Un mal gobierno hace daño. Pero un régimen tiránico va mucho más allá: es directamente perjudicial para la salud física, económica, social y psicológica de la población. Técnicamente, según toda la literatura académica, los países no quiebran. Pero sus habitantes sí caen en la más dolorosa ruina. Y en esas estamos.
Seguramente el ministro de salud cree que su declaración adulona es una tabla de salvación. Mal cálculo. Decir que no hay que aceptar la ayuda humanitaria porque el mismo presidente Maduro se está encargando del pueblo es una gigantesca paradoja. Porque si Maduro se está encargando y sin embargo la gente muere de mengua y el país cae cada día por el precipicio de la hambruna o víctima de un sinnúmero de enfermedades, o, no es cierto que Maduro se está ocupando, o, lo que está haciendo no sirve para nada y, obvio, es Maduro quien no sirve. Imagino que la infeliz declaración le costará el cargo al ministro. Será sustituido por alguien igualmente incompetente y adulón. Porque el problema no está en el ministro; está en quien lo designa. Es decir, el jefe, ese mismo apoltronado en Miraflores a quien le aplica aquello de «sabe el que sabe y el que no sabe es el jefe». No hay hoy cómo calcular el dolor creado sobre una población por la más destructiva política de salud. ¿Qué precio ponerle a cada lágrima de quienes tuvieron que enterrar a familiares porque una medicina no fue conseguida o porque en un servicio de salud público o privado se careció de los insumos necesarios para curar a alguien o salvarlo? Que alguien me diga cuánto cuesta cada muerto producto de la desnutrición, o de epidemias superables para las que no hubo vacunas, o por medicamentos cuya no administración mató a enfermos cardiacos, diabéticos, de sida, de hemofilia y un largo etcétera. Le pregunto a esta «revolución humanista» cuánto bolívares, o dólares, o euros, o rublos, o yuanes, o rupias, cuesta cada difunto.

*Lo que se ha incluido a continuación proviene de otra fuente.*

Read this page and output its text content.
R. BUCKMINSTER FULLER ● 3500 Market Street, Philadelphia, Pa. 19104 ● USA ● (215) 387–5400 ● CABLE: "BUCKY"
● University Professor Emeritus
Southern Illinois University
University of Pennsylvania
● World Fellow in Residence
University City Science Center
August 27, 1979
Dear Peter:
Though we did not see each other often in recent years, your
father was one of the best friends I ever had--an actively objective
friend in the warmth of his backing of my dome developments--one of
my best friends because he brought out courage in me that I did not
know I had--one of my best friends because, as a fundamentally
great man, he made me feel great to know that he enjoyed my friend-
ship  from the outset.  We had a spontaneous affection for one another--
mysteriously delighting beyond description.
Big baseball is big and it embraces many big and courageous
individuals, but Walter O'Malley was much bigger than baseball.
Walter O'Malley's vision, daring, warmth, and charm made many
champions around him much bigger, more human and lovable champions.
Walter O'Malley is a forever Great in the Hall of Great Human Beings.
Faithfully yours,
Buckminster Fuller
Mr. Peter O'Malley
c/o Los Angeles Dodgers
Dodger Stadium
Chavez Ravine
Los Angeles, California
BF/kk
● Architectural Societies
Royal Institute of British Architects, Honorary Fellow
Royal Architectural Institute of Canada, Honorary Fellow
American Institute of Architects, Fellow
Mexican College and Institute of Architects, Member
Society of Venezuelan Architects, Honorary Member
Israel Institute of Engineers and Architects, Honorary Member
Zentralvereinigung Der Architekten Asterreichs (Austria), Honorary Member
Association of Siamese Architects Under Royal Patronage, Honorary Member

Lo de PDVSA aparece como un casto y moralista gesto de lucha contra la corrupción, de lavar el pestilente sucio. Que corten cabezas y lleven a prisión a algunos es, sin embargo, una manera de querer simular la magnitud del desastre, o, peor aún, pretender justificarlo. Un «yo no fui» al que a kilómetros se le ven las costuras y el tramojo. La verdad es una. Desfalcaron a la más importante industria del país. La hicieron añicos. Botaron a punta de un silbato a miles de empleados talentosos. Al hacerlo no solo le destruyeron la vida a ellos y sus familias (muchos jamás lograron recuperarse) sino que comenzaron la muy perversa estrategia de asesinar en cuotas a nuestra principal fuente de ingresos. A seguir, la llenaron de mediocres disfrazados de franelas rojas cuya única función fue continuar la perpetración del crimen, hacerse cómplices de delitos a cuál más putrefacto o, tan inmoral, hacerse la vista gorda. A nuestra petrolera, nuestra PDVSA, la convirtieron en una burda y extremadamente vulgar casa de lenocinio. La saquearon, humillaron y postraron. No hay hoy cómo calcular el daño económico, financiero, social y cultural infringido a Venezuela. Es monumental el costo en lucro cesante y mucho mayor lo que nos costará a los venezolanos recuperarla, reconstruirla y volver a hacer de ella una empresa de primera. Eso no se compensa con unos cuantos mafiosos pagando cárcel. Pero al menos quisiéramos que reconozcan en público sus delitos y pecados y, al menos, que cada céntimo que tengan en cuentas nacionales o en el extranjero (propias, de su familiares o sus testaferros), cada bien, cada «casita», cada joya, les sean confiscados y de por vida les sea prohibido cualquier mínimo placer. Que nunca jamás les sea permitido realizar trabajo alguno que produzca más allá que salario mínimo, ni ocupar cargos públicos, ni salir del país, ni comprar bienes inmuebles, ni residir en vivienda alguna con más allá de los metros indispensables, ni asociarse a club alguno pero ni de bolas criollas. Que su sueldo les sea embargado de modo vitalicio. Que se les prohíba taxativamente beber alcohol. Que los que les reste de vida sea estar en libertad condicional. Tienen que pagar con incomodidad. Con absoluto repudio de toda la sociedad. Y que luego Dios termine de juzgarlos cuando los llame a su presencia.
Lo que un gobierno malo le hace a un país es grave. Lo que una tiranocracia le hace a una nación es un crimen monstruoso y un pecado capital Que Dios les perdone. Yo no puedo.